Dans l’économie de marché, c’est sur des marchés que s’exerce la force de la compétition. Un marché est un ensemble de vendeurs et d’acheteurs d’un bien ou service qui cherchent à conclure les contrats les plus avantageux pour eux-mêmes, pour satisfaire leurs besoins; les acheteurs veulent consommer les produits proposés, et les vendeurs veulent échanger leur marchandise contre un pouvoir d’achat qui leur permettra d’acheter d’autres biens jugés par eux plus utiles. On peut dire, de manière générale, que tous les participants d’un marché sont concurrents les uns avec les autres. Cependant, c’est la concurrence qui s’exerce entre acheteurs d’une part, vendeurs d’autre part, qui retient surtout l’attention des économistes: en effet, chaque vendeur qui souhaite conclure un contrat avec un acheteur potentiel considère celui-ci comme quelqu’un avec qui il faut coopérer; il voit en revanche les autres vendeurs comme ceux qui pourraient lui enlever l’affaire qu’il entend traiter, donc comme ses concurrents directs. Il en va de même, bien évidemment, des acheteurs qui sont essentiellement concurrents entre eux. Bien souvent, la concurrence est plus forte d’un des deux côtés du marché que de l’autre: on parlera ainsi d’un « marché de vendeurs » quand la concurrence entre offreurs n’est pas vive, alors qu’elle l’est entre acheteurs, et vice versa. On peut d’ailleurs préciser que la concurrence entre offreurs fait l’objet de l’intérêt le plus marqué; en effet, c’est l’intérêt des consommateurs, non celui des entreprises, que surveillent le plus les économistes – et cet intérêt dépend en partie de la concurrence des vendeurs; de plus, les consommateurs finals sont nombreux sur chaque marché, alors que les vendeurs sont quelques-uns. On verra plus loin les implications du nombre des concurrents.
Les formes de la concurrence
Les différentes formes de concurrence sont relatives tout d’abord aux moyens que peuvent utiliser les rivaux, puis à la structure du marché qui sert de cadre au jeu concurrentiel.
Modes de concurrence
On distingue la concurrence par les prix et la concurrence par la qualité. Dans le cas le plus simple, la concurrence par les prix , les agents essaient de s’imposer en proposant de meilleures conditions de prix. Il y a concurrence par les prix entre acheteurs, par exemple, si certains acheteurs, pour se procurer un bien, proposent aux vendeurs une augmentation de prix.

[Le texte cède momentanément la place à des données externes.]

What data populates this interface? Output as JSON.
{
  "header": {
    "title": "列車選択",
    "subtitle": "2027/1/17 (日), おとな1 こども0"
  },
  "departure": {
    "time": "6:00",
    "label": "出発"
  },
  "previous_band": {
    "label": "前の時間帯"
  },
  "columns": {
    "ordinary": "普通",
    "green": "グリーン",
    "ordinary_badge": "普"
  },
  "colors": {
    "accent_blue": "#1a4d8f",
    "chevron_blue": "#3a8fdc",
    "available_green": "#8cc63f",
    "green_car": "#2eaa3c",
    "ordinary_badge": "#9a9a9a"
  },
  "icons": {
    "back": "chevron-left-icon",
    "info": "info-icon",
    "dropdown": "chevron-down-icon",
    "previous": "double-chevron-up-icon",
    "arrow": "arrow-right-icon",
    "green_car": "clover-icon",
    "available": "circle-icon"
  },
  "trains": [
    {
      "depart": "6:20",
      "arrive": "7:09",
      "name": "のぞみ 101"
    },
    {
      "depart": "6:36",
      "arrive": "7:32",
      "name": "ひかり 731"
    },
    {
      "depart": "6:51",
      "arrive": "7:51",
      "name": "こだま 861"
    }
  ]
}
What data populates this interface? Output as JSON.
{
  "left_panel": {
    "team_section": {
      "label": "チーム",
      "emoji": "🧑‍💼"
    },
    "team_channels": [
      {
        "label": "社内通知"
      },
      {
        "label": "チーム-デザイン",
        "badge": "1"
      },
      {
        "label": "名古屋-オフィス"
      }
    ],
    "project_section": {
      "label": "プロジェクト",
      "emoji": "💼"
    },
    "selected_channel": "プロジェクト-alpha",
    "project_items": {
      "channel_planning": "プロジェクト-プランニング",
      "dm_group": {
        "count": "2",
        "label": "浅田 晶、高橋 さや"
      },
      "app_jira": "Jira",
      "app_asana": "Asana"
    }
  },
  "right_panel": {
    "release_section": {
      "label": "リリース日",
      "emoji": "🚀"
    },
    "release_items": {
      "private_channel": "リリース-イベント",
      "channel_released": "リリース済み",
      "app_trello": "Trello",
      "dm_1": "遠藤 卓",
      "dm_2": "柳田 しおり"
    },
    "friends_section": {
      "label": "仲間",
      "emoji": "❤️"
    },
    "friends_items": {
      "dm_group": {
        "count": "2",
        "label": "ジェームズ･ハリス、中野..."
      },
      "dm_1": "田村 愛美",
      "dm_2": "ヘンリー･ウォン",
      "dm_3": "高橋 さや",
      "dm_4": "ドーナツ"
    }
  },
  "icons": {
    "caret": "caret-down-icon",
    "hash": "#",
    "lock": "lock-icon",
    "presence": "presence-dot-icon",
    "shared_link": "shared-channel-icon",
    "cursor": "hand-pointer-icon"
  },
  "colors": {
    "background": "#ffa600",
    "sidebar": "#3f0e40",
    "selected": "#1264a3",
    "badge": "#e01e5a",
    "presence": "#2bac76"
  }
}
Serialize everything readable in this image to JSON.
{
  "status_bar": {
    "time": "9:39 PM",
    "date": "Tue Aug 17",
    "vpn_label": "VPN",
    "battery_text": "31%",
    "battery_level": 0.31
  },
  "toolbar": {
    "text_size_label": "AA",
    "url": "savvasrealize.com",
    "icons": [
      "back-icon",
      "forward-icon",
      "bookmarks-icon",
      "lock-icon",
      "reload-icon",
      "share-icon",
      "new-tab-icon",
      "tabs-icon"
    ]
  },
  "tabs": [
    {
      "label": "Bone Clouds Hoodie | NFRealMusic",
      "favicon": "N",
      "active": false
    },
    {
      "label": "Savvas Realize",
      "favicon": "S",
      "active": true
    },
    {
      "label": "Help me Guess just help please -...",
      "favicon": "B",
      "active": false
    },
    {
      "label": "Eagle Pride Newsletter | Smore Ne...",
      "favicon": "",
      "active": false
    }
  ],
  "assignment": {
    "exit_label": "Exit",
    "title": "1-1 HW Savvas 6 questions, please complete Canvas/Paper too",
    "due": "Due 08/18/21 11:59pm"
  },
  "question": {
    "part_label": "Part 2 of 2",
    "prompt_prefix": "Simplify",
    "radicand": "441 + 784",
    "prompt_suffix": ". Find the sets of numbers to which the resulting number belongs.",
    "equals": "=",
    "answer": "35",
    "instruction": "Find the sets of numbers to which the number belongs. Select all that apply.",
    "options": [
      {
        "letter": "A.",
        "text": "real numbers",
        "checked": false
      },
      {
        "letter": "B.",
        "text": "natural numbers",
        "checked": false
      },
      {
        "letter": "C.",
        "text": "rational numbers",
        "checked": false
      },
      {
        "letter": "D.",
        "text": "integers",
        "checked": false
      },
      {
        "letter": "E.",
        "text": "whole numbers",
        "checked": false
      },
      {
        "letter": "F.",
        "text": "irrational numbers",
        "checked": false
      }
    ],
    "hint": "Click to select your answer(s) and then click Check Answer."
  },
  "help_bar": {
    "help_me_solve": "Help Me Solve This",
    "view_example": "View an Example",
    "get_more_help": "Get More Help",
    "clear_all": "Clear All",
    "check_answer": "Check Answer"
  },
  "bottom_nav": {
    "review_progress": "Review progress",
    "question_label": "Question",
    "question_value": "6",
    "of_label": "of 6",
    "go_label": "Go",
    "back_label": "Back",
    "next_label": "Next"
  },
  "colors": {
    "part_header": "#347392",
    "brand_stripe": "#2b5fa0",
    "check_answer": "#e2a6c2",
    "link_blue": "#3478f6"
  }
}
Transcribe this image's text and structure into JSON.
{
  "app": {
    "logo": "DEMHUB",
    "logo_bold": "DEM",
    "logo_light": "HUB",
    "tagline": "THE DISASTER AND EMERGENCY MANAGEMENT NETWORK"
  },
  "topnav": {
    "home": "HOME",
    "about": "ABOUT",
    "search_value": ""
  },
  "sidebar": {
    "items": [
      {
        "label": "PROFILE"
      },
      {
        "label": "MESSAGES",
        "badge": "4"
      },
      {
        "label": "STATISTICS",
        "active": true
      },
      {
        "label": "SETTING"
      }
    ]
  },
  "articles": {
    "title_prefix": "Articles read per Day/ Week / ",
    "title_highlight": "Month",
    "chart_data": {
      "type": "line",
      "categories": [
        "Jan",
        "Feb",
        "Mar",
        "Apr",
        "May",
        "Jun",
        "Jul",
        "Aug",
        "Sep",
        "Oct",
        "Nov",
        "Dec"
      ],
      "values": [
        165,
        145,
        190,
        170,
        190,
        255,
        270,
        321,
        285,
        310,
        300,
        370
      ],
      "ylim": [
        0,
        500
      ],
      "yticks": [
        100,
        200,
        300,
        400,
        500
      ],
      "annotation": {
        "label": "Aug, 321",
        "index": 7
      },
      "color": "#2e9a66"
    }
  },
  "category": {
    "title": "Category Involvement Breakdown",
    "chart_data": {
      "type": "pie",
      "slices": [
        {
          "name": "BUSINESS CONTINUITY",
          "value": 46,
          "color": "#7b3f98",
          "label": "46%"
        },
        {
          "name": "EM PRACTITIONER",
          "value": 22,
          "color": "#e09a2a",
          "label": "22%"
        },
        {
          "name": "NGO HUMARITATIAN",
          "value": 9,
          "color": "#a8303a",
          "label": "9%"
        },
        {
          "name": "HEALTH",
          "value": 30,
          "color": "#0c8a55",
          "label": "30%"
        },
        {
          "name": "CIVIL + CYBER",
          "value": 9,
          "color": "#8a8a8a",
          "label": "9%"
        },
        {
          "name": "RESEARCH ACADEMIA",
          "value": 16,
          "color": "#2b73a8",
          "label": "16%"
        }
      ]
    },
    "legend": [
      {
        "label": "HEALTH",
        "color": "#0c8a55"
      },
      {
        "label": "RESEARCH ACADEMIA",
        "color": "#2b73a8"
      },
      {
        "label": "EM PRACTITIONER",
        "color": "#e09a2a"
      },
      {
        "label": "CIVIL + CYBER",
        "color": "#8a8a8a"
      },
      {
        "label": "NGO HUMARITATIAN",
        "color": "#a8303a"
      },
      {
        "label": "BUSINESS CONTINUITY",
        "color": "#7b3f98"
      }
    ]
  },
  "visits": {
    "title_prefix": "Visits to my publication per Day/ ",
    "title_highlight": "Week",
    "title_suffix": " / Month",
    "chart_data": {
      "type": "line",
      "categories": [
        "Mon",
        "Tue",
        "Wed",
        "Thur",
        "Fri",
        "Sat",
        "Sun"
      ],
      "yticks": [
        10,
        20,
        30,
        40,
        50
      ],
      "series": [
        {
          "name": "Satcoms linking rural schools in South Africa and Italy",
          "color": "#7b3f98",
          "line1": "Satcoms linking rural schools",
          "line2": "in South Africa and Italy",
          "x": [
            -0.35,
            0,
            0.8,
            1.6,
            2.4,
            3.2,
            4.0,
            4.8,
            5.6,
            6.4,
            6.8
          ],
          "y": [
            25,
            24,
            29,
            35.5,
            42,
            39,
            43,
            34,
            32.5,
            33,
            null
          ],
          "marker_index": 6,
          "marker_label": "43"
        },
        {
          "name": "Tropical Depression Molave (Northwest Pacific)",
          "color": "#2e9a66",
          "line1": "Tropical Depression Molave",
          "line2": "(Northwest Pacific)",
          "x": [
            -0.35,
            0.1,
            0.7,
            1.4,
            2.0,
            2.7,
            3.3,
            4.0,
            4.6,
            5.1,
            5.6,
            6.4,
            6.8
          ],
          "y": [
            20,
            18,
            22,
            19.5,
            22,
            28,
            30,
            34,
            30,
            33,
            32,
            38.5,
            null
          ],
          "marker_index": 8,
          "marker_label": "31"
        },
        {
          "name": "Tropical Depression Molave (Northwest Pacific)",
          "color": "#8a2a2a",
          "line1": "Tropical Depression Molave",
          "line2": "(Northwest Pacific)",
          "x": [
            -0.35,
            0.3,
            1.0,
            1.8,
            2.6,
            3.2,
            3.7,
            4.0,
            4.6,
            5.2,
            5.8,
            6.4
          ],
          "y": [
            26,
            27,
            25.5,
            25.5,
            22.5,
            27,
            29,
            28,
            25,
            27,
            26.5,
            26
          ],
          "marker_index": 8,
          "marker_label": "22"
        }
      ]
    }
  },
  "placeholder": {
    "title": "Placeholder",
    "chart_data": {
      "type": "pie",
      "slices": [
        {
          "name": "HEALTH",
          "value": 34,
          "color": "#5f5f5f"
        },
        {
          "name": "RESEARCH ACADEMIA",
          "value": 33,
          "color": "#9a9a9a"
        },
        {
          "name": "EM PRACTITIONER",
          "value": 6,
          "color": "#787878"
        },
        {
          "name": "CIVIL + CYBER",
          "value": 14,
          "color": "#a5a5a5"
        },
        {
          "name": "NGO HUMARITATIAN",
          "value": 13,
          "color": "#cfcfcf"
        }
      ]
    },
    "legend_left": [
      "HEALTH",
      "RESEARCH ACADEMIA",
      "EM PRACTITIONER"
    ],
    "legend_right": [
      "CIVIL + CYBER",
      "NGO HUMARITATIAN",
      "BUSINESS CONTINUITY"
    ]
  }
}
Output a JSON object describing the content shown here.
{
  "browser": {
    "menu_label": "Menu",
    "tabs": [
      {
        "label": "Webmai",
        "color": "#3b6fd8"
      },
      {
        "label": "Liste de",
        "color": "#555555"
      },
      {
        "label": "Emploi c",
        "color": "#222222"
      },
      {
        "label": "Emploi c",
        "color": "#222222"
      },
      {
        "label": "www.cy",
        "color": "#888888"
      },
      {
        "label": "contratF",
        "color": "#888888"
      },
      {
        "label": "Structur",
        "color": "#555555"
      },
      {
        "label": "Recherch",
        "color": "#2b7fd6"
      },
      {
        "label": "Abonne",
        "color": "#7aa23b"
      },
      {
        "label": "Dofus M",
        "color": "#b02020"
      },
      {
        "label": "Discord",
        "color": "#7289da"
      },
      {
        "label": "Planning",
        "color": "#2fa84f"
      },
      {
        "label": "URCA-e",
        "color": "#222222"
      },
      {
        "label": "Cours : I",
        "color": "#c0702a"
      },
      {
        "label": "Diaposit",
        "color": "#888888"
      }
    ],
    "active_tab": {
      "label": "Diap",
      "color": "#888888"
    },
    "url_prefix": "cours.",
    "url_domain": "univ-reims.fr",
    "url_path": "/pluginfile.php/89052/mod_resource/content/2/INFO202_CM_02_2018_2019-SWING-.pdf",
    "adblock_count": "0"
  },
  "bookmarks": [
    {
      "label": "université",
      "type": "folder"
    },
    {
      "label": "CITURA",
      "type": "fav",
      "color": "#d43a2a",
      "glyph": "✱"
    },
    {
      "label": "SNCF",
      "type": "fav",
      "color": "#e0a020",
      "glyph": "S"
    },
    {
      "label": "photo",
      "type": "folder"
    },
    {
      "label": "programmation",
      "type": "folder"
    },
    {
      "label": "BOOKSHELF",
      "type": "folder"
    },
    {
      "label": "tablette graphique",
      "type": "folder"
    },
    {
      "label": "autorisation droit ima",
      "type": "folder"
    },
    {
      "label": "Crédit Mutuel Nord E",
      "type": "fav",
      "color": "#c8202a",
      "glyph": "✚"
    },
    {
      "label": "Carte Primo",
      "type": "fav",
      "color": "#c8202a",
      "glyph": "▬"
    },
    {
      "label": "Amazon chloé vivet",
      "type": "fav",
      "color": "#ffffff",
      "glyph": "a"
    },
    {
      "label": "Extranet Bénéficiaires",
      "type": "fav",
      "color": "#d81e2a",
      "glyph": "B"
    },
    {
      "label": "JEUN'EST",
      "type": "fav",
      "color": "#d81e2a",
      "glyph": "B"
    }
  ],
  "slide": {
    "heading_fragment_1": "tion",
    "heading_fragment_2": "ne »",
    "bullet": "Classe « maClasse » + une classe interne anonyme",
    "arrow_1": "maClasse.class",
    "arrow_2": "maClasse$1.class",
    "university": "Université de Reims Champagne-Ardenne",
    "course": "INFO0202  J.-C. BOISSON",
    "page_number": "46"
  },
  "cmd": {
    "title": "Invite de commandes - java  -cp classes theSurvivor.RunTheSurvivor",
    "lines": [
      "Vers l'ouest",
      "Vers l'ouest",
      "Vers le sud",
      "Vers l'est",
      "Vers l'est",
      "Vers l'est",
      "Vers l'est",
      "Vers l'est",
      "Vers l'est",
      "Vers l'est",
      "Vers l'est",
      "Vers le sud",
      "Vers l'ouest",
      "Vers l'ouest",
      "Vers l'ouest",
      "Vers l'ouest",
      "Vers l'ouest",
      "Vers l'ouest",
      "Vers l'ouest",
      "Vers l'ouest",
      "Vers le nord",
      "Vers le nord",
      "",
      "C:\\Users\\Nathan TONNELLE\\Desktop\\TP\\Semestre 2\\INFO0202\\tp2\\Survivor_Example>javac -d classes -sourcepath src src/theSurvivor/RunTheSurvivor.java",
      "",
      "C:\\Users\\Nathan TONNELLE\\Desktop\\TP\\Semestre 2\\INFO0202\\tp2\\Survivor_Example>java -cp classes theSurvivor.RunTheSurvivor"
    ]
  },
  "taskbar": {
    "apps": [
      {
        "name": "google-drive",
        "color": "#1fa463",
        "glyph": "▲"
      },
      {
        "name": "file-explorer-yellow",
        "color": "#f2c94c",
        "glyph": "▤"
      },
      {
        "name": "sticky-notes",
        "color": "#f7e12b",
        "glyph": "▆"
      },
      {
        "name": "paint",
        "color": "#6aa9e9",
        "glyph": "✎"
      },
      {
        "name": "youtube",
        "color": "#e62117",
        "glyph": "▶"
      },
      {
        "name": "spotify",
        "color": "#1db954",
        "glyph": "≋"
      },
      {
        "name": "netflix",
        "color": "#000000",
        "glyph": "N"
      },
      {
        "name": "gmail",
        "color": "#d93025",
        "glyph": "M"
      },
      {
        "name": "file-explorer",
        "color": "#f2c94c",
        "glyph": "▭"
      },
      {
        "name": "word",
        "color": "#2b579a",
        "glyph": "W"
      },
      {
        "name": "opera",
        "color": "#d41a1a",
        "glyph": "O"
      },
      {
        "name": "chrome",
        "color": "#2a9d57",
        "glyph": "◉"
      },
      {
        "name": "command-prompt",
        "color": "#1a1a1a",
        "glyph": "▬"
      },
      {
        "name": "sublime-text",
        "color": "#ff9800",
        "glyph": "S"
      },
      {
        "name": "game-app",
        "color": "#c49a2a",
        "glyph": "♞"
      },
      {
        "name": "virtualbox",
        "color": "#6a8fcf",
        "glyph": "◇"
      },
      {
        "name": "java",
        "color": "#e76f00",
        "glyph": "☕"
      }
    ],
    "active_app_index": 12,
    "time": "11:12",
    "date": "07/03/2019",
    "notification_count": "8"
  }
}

Cela aura souvent pour effet d’exclure certains demandeurs qui ne peuvent ou ne veulent pas s’aligner sur le nouveau prix: la concurrence aura alors éliminé certains des concurrents. Même chose pour la concurrence entre offreurs: les vendeurs qui éprouvent des difficultés à vendre peuvent essayer d’y remédier en abaissant leur prix, et cela éliminera du marché ceux des concurrents qui ne sont pas disposés au même sacrifice. La concurrence entre vendeurs est avantageuse pour les acheteurs, puisqu’elle baisse le prix, et, en revanche, la concurrence entre acheteurs procure un gain aux vendeurs.
Plus répandue est cependant la concurrence par la qualité . Sur la plupart des marchés, les vendeurs n’offrent pas des biens ou des services strictement identiques. En ce cas, les baisses de prix ne constituent pas la seule politique pour attirer les acheteurs; il est aussi possible de moduler la qualité du produit en essayant de proposer à l’acheteur ce qui lui convient le mieux. Concurrence par la qualité signifie non pas forcément « par une meilleure qualité », mais plutôt par une qualité plus adaptée aux souhaits de l’acheteur – ou par une meilleure qualité, mais à un même prix. Offrir des automobiles de qualité moyenne à prix modéré est à l’évidence un des aspects de la concurrence par la qualité; un élément de cette forme de concurrence réside dans l’étendue du choix offert, aussi tous les constructeurs automobiles offrent-ils une gamme de modèles.
Structure du marché
Si les moyens à la disposition de concurrents sont essentiels, l’environnement dans lequel seront mis en œuvre ces moyens n’est pas moins essentiel; il s’agit de la structure de marché, qui dépend en particulier du nombre de participants. Examinons les différentes structures et leur fonctionnement.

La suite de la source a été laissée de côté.